Sabahattin Ali’nin hayatını canlandırdığım “Aldırma Gönül” isimli oyun da 30 Eylül’de ilk temsili olmak üzere Zorlu’da olacak. Bir tiyatro oyunu ve oyunu birkaç defa oynamış olmanın tecrübesiyle çok daha farklı bir duyguyla, her oyunda daha da sindirerek performansımın gücünü artırdığımı düşünüyorum. Her oyunda farklı bir detayını buluyorum. Okuduğum bir yerde, Sabahattin Ali’nin başka bir paragrafıyla, cümlesiyle oyun bambaşka bir yol kazanıyor bende.
"TEK TARAFIM VAR: KÜLTÜR - SANAT VE ADALET"
- Siz bir müzisyen ama bir de MSG Başkanı olarak, müzik ve konser yasakları ile ilgili ne düşünüyorsunuz?
Özellikle festival ve konser yasaklarıyla ilgili meslek birlikleriyle ortak bir duruş sergilemeye çalışıyoruz. Eser sahiplerinin ve sanatçıların yanında olduğumuz bir duruş. Mümkün olduğu kadar da iletişim kanallarını açık tutmaya çalışıyoruz. Bu konuda gerekli açıklamalarımızı ortak bir açıklama olarak yapıyoruz. Bu yasaklamaların ve engellemelerin artmasıyla beraber başka bir boyuta geçilmesi gerekiyor. Çünkü radikal zihniyetlerin, toplumun genel yaşayışına, beklentilerine veya ritüellerine baskı yapmasının karşısında bir duruş sergilenmesi gerekiyor. Bu duruşu sergilerken bir şeyden kaçınmak lazım!

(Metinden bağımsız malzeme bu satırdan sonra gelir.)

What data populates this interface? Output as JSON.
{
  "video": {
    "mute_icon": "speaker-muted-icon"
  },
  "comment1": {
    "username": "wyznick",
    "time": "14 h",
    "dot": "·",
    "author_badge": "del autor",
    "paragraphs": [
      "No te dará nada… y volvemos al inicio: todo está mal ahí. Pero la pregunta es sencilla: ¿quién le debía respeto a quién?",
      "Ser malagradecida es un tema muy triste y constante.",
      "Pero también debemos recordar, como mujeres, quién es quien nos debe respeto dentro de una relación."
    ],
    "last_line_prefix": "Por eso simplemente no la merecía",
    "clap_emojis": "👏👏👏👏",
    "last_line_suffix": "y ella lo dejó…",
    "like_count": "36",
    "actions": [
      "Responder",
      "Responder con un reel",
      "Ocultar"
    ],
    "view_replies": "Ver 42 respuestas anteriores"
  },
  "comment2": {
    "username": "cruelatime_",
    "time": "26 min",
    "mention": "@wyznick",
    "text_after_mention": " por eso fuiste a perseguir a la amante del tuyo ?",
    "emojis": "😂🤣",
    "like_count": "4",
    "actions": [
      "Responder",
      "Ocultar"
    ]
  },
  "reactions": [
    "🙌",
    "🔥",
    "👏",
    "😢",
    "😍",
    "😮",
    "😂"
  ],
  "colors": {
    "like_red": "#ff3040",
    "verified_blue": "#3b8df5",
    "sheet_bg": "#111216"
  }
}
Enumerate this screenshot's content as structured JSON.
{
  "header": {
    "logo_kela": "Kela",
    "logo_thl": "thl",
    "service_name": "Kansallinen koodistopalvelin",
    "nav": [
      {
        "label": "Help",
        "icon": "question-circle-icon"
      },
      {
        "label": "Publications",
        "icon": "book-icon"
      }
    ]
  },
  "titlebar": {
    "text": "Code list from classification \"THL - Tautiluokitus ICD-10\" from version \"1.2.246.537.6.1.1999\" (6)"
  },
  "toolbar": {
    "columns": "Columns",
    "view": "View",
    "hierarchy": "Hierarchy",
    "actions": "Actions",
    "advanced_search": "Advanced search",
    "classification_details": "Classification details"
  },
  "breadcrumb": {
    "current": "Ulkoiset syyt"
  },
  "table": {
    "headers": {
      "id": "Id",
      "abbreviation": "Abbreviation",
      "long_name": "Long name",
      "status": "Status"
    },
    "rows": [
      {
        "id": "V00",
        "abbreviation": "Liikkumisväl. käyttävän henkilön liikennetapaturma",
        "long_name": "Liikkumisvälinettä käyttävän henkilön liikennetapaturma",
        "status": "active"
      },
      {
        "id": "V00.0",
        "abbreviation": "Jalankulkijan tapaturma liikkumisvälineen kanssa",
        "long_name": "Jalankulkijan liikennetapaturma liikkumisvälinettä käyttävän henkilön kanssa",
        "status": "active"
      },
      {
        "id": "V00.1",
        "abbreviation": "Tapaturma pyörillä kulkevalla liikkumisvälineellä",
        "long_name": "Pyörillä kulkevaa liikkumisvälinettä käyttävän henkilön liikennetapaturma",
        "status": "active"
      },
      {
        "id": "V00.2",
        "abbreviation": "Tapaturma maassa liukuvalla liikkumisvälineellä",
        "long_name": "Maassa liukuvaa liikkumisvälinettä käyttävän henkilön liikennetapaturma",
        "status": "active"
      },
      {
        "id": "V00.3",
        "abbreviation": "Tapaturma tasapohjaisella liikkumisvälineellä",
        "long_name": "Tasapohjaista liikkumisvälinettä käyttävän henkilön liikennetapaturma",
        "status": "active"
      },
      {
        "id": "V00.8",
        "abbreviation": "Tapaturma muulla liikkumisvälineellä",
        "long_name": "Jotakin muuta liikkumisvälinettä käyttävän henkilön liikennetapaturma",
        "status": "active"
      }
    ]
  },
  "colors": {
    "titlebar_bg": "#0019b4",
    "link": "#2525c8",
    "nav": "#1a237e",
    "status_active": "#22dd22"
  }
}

O radikal zihniyetin sizde kurduğu baskıya benzeyen sert reaksiyon değil de çok daha aklıselim, daha ılımlı, daha iletişime açık ve toplumun çoğunluğunun, toplumsal desteğini arkamızda ve yanımızda hissederek yapmamız gerekiyor. Bunu yapabildiğimizde bu radikal zihniyetleri yalnızlaştırabildiğimiz takdirde bu konudaki ortak açıklamalarımız başarıya ulaşabilir. Hedefim bu! Yani o ortak akla ve ortak vicdanı doğru bir şekilde doğru kanallara iletebilmek gerek kamuoyuna gerek devlet yetkililerine. Devlet yetkililerinin de bu konuda, bu radikal zihniyetlerin bu kadar baskın bir şekilde toplumun genelini eseri alacak yaptırımlar uygulamasından çok da hoşnut olduğuna inanmıyorum. Dolayısıyla da bu baskının üstesinden ancak böyle gelebileceğimize inanıyorum.

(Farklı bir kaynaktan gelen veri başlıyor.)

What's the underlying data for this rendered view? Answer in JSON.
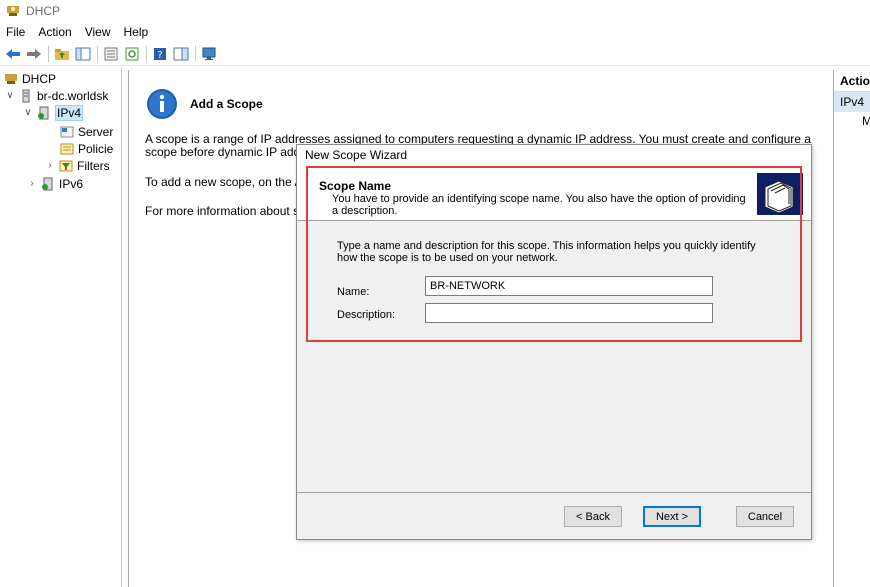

- Bir korku ve baskı var, sanatçıların üzerinde aslında toplumun üzerinde de bu baskı sistemi var.
Bunun hassasiyeti içerisinde biz duruşumuzu sergiliyoruz ama giderek arttığını görüyorum. Basit bir tweetle basit bir açıklamayla bile artık bir konserin ya da bir festivalin iptal edildiğini görüyor olmak çok üzücü ve çok tehlikeli bir şey. Bu konuda var olan değerlerimizin, haklarımızın ve anayasal haklarımızın da korunması... Sadece biz değil, toplumun çoğunluğunu düşünen... Ben inanmıyorum, toplumun büyük bir kesiminin, bu tarz bir sebepten dolayı bir konserin yasaklanmasını makul bulacağın da düşünmüyorum.

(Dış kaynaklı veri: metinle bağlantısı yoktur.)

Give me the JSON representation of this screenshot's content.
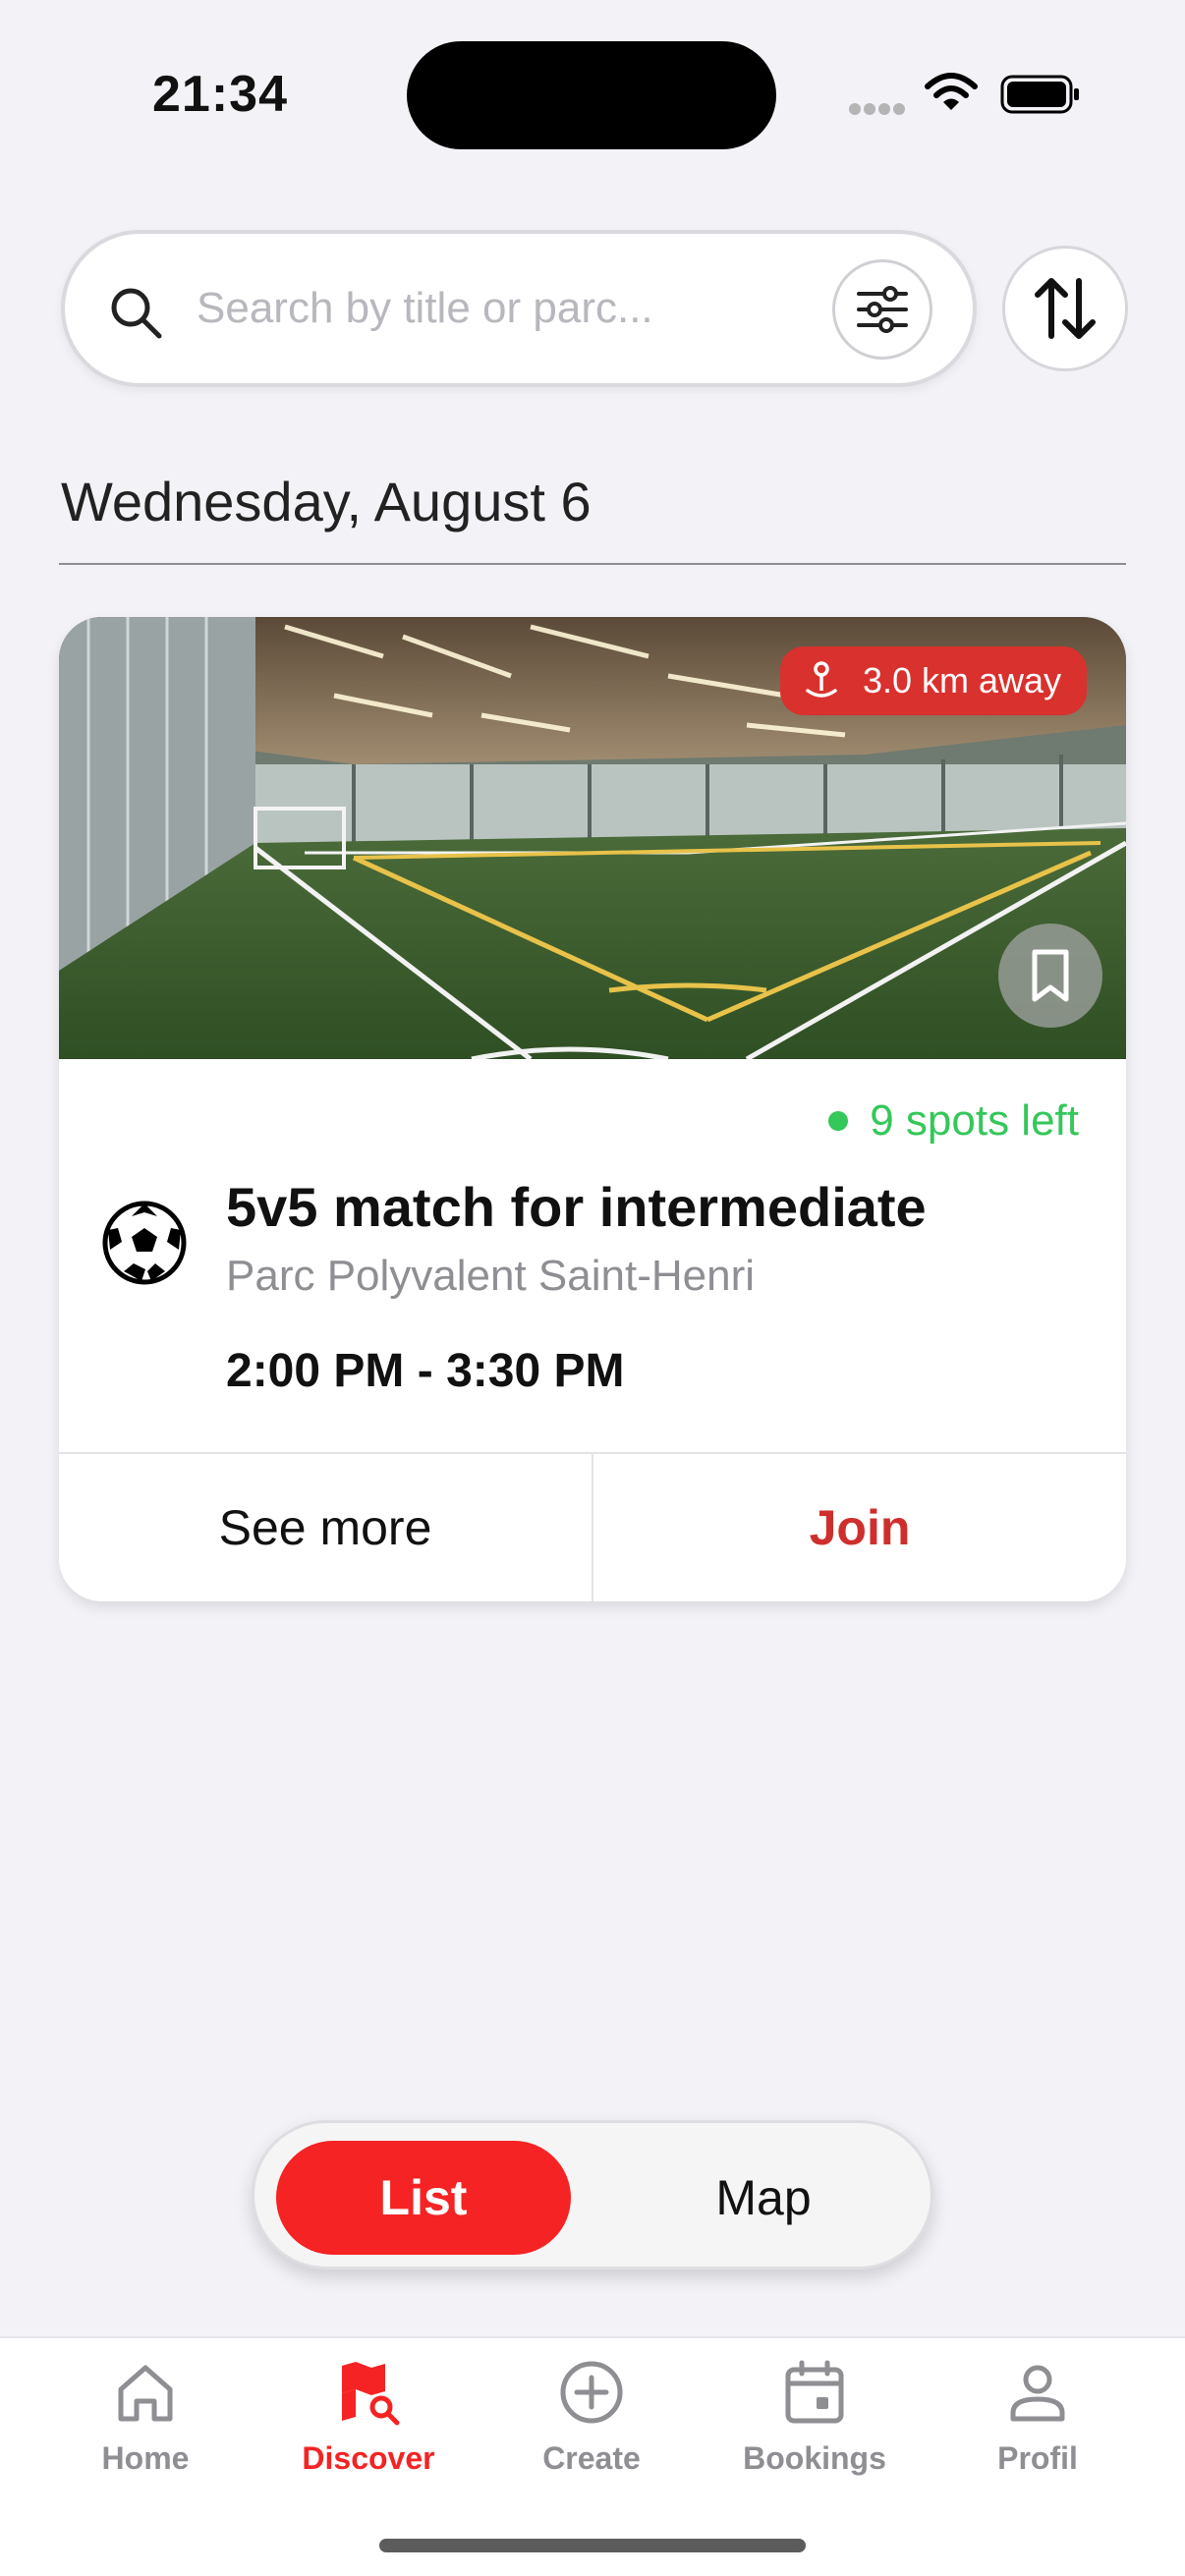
{
  "status_bar": {
    "time": "21:34"
  },
  "search": {
    "placeholder": "Search by title or parc...",
    "value": ""
  },
  "list": {
    "date_header": "Wednesday, August 6",
    "events": [
      {
        "distance": "3.0 km away",
        "spots_left": "9 spots left",
        "sport_icon": "soccer-ball-icon",
        "title": "5v5 match for intermediate",
        "venue": "Parc Polyvalent Saint-Henri",
        "time_range": "2:00 PM - 3:30 PM",
        "see_more_label": "See more",
        "join_label": "Join"
      }
    ]
  },
  "view_toggle": {
    "list_label": "List",
    "map_label": "Map",
    "selected": "List"
  },
  "tab_bar": {
    "items": [
      {
        "label": "Home",
        "icon": "home-icon"
      },
      {
        "label": "Discover",
        "icon": "discover-map-icon",
        "active": true
      },
      {
        "label": "Create",
        "icon": "plus-circle-icon"
      },
      {
        "label": "Bookings",
        "icon": "calendar-icon"
      },
      {
        "label": "Profil",
        "icon": "person-icon"
      }
    ]
  },
  "colors": {
    "accent": "#f52323",
    "join_text": "#cf2f2c",
    "badge": "#d9312e",
    "available": "#34c759",
    "background": "#f2f2f7"
  }
}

- Musiki federasyonu çalışmaları yaptığınızı biliyorum, hangi aşamadasınız?
Benim tek tarafım var. Kültür - sanat ve adalet. Durduğumuz yer burası bizim. Bir çaba içindeyiz ki şu anda meslek birlikleri birleşiyoruz. Türk Müzik Federasyonu’nun ilk adımını attık. 2023 yılında da bunun müjdesini, bütün müzik emekçilerine ve sanatseverlere vermeyi planlıyoruz.
Mümkün olduğu kadar hukuk ve adalet çemberinin içinde kalarak mücadelemizi gerçekleştirmek istiyoruz.